Court Adopts Tough Interpretation of 60-Day Repayment Rule

New York’s Mt. Sinai Hospitals can’t seem to catch a break in its long-running battle with whistleblower Bob Kane.  First, the government joined the case and wanted not just the $1,000,000 in Medicaid overpayments, but an additional $13,000,000.  Why $13,000,000?  Well, $1,000,000 trebled is $3,000,000; the $11,000 per-claim penalty is about $10,000,000; add them together and bingo, $13,000,000.  (And that doesn’t include the amounts the New York State and New Jersey Medicaid programs are demanding.)  Then on August 3 the court roundly rejected Mt. Sinai’s motion to dismiss and its interpretation of the 60-day repayment rule.
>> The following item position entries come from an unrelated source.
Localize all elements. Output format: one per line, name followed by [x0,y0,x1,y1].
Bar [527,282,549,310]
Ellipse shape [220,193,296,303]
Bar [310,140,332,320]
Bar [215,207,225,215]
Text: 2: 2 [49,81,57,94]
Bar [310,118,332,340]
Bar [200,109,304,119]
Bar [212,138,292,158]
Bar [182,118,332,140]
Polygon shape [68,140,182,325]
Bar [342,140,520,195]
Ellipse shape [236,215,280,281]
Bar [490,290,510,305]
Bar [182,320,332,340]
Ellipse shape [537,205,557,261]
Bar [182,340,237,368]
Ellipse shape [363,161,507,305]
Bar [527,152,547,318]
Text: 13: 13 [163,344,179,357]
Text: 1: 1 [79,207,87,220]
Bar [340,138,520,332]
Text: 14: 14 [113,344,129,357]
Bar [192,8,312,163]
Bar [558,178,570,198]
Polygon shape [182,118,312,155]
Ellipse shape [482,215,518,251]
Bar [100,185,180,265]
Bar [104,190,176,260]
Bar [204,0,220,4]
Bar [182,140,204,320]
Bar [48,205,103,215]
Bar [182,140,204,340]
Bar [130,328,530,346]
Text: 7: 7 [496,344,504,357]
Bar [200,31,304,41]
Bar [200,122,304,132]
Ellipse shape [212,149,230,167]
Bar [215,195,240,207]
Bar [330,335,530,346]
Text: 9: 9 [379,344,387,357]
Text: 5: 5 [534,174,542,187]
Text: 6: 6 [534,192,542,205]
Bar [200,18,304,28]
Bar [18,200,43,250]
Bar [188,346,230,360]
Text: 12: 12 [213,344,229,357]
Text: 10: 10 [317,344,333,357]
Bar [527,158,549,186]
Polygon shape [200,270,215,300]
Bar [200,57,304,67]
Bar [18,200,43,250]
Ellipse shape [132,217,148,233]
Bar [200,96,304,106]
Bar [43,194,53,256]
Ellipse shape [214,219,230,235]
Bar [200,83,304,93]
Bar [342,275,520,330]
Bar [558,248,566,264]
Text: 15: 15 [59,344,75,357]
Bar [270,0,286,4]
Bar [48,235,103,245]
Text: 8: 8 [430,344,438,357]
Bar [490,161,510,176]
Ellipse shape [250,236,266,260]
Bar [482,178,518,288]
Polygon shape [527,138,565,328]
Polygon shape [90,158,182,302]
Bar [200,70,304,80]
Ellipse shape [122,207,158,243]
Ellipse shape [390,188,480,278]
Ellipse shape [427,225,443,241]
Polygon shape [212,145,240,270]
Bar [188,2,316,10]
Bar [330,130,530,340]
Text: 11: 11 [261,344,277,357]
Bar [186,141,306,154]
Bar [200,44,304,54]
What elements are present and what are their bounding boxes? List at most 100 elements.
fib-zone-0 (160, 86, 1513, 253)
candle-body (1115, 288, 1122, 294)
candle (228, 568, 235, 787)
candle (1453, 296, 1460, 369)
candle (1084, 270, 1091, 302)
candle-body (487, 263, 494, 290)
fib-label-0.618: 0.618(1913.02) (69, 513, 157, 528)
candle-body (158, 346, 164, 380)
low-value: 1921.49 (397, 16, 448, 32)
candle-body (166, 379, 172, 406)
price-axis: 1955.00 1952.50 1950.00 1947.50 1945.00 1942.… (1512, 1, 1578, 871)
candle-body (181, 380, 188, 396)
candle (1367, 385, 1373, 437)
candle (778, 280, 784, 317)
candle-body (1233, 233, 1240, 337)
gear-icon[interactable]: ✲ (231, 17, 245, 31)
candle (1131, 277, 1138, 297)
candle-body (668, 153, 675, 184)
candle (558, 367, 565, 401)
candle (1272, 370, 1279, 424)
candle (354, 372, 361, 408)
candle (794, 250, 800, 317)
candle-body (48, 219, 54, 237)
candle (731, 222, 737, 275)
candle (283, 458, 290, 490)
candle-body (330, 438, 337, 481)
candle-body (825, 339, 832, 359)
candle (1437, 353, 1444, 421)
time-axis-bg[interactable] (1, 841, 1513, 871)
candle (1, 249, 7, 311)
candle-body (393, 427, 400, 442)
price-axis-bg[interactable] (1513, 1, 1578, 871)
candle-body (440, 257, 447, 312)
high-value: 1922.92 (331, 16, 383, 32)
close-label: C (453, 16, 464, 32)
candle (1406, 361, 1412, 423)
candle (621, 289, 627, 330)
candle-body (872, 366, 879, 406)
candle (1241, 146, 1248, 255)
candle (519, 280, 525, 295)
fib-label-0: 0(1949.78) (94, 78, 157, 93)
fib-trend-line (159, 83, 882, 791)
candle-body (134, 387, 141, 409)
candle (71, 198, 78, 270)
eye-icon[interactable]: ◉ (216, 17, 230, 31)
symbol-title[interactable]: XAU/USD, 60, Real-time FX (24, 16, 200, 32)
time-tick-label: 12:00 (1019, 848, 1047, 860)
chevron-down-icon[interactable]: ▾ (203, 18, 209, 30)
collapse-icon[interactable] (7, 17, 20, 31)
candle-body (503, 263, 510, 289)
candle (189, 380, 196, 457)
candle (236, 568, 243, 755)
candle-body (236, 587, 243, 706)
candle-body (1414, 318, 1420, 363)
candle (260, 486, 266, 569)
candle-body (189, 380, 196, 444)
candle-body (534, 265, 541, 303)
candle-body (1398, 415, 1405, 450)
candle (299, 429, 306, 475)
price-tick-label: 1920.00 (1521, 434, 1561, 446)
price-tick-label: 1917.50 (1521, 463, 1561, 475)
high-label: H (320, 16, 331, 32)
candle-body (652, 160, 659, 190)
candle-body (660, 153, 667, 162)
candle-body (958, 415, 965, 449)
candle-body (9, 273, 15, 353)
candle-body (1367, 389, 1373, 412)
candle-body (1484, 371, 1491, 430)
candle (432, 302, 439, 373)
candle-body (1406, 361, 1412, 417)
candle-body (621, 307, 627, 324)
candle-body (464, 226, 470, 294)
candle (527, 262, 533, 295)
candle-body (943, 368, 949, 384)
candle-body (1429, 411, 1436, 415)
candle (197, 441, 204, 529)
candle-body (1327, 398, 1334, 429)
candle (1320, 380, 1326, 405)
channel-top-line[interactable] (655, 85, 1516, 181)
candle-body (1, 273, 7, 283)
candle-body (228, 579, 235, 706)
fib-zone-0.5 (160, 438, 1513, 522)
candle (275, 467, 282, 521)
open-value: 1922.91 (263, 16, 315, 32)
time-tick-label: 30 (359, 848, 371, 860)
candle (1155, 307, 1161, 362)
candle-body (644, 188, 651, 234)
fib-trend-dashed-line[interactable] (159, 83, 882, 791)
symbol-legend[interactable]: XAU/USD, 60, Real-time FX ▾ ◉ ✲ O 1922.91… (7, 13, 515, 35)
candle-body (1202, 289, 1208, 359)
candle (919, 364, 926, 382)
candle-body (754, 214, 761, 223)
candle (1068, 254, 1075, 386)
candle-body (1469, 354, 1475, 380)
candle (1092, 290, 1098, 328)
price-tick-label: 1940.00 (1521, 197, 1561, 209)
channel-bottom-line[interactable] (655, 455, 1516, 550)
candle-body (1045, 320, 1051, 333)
Through a program glitch, in early 2009 Mt. Sinai started charging Medicaid for services already covered by capitated payments it received.  After two years the software vendor corrected the glitch and sent Mt. Sinai a letter of explanation.

Mt. Sinai asked Bob—then its employee—to review the records and identify overpayments.  In February 2011 Bob produced a spreadsheet showing 900 erroneous claims totaling $1,000,000.  In fact, Bob was wrong about approximately half the claims, but right about the other half.  Four days after delivering his spreadsheet, Bob was canned.  Mt. Sinai started repaying the claims in April 2011 and finished in March 2013.

The government joined Bob’s whistleblower suit, relying on the requirement that overpayments be repaid within 60 days after they’re “identified.”  Mt. Sinai argued that the 60 days didn’t start until it had conclusive evidence of all erroneous claims, including the precise amounts.  But the court accepted the government’s position that the period began the day Bob presented his spreadsheet; that’s when Mt. Sinai should have known it had a duty to repay.

Mt. Sinai made some good arguments, but it made at least one truly bad argument, triggering this reaction: “The Court finds implausible Defendants’ suggestion that they delayed their statutorily-required duty because they were waiting for a report from their terminated employee.”

Bob, pink slip in hand, wasn’t working on the spreadsheet.  He was looking up “qui tam attorneys” in the Yellow Pages.

The case is U.S. ex rel. Kane v. Healthfirst, Inc. 11 Civ. 2325 (ER) (S.D.N.Y., Aug. 3, 2015).